Fifty Years Later, a Rookie Deputy Steve Ferdin Recalls a Night That Turned Deadly for Hijacker Fred Solomon
SAN JOSE — It has been half a century since a young Santa Clara County deputy worked the overnight shift on the second floor of the old main jail, a night that began with routine cell checks and ended with a brush with infamy.
In September 1975, fresh from the academy, the rookie deputy was assigned to monitor roughly 250 inmates, his partner absent for reasons long forgotten. Only a single inmate trustee shared the duty.
During a routine inspection of one-man cells, the deputy came upon a chilling scene: inmate Fred Solomon hanging by the neck from a makeshift noose.
“I probably said something like, ‘Oh, no!’ and called for help,” the deputy recalled.
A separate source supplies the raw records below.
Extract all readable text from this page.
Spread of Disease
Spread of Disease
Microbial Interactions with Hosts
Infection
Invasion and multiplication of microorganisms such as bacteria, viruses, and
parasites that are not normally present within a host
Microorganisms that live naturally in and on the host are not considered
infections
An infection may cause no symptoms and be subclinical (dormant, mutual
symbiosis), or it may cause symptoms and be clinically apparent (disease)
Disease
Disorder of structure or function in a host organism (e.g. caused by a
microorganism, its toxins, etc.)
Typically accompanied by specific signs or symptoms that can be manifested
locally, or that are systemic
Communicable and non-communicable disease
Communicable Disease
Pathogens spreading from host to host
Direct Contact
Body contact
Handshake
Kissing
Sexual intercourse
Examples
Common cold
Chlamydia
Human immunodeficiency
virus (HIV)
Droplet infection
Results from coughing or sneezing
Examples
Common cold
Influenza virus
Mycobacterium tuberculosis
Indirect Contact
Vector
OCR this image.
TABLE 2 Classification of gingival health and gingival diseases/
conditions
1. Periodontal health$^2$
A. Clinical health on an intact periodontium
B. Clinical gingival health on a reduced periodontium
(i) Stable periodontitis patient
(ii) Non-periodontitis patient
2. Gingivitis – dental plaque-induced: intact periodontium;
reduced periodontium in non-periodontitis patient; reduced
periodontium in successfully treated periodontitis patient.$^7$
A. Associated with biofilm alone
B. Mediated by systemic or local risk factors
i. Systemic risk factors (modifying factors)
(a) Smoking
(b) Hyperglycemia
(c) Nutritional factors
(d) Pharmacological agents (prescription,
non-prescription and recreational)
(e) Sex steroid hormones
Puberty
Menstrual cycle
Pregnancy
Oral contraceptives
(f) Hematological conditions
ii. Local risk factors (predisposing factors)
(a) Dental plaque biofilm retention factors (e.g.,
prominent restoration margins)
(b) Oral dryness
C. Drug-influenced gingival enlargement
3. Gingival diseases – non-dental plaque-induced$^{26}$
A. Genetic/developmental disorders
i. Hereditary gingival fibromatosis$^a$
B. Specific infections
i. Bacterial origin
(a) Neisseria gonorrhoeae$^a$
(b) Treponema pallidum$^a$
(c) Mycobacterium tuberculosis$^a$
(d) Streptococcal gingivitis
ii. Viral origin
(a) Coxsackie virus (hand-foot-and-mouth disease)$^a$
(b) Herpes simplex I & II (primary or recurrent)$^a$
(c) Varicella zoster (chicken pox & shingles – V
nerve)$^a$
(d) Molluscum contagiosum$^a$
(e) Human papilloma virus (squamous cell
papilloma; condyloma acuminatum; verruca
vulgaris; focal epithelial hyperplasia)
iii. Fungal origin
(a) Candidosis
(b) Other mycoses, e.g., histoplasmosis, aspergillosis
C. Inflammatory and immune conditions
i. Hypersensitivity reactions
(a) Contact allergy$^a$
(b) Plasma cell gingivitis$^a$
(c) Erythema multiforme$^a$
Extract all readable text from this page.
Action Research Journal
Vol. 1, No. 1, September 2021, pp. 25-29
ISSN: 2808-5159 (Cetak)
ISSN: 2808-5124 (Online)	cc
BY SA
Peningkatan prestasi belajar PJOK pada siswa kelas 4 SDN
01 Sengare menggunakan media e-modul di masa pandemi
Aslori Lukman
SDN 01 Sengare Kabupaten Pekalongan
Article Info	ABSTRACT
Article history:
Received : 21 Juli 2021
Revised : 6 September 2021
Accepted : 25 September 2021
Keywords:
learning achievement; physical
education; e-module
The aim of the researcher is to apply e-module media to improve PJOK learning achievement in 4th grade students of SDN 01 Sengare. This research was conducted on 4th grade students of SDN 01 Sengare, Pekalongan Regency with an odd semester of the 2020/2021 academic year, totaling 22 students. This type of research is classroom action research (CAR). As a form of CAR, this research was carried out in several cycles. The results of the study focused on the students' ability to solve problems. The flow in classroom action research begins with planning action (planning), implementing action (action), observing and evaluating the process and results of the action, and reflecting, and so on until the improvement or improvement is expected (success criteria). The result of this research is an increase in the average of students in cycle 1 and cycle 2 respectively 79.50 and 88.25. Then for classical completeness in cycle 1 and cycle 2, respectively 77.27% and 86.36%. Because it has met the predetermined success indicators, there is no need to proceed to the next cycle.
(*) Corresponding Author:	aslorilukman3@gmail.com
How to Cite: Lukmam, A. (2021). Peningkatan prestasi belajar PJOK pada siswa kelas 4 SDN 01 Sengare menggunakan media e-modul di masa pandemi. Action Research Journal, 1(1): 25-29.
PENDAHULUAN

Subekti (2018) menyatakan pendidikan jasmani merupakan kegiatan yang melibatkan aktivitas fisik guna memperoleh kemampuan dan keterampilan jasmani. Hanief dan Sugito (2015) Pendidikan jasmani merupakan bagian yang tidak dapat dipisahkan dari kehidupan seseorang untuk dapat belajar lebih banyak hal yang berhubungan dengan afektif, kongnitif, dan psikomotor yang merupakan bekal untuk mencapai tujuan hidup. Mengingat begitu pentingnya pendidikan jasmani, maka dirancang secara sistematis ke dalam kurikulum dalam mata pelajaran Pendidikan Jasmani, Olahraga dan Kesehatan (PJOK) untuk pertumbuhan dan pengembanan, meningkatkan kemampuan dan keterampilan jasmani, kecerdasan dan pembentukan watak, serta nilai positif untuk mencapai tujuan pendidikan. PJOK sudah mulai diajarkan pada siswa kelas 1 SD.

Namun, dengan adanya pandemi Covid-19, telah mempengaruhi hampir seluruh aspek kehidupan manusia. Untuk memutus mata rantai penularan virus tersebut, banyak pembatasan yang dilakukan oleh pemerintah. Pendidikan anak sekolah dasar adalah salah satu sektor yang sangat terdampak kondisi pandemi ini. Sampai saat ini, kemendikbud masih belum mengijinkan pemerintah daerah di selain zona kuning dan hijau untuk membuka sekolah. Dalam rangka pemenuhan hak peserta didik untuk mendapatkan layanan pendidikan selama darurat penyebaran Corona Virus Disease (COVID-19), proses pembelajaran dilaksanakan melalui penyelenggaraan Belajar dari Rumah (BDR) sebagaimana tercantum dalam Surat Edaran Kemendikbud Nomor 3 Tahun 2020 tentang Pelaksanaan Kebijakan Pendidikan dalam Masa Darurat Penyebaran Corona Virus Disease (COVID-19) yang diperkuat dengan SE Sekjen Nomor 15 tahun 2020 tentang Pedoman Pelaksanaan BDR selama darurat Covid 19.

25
He cut Solomon down and performed CPR, willing the man to live. Paramedics arrived, and Solomon survived. Soon after, he was released on bail or his own recognizance.
Days later, Solomon unleashed a violent rampage across San Jose—raping and stabbing a woman, carjacking three vehicles, and kidnapping four people. The chaos culminated at San Jose Airport, where he attempted to hijack a Continental Airlines 727.
The standoff ended when a San Jose police sniper fatally shot Solomon, closing a case that had begun with a near tragedy the deputy had once prevented.
Looking back 50 years later, the retired deputy still recalls the frantic moment in the jail and the unsettling realization that saving a life can sometimes be only the beginning of a larger story.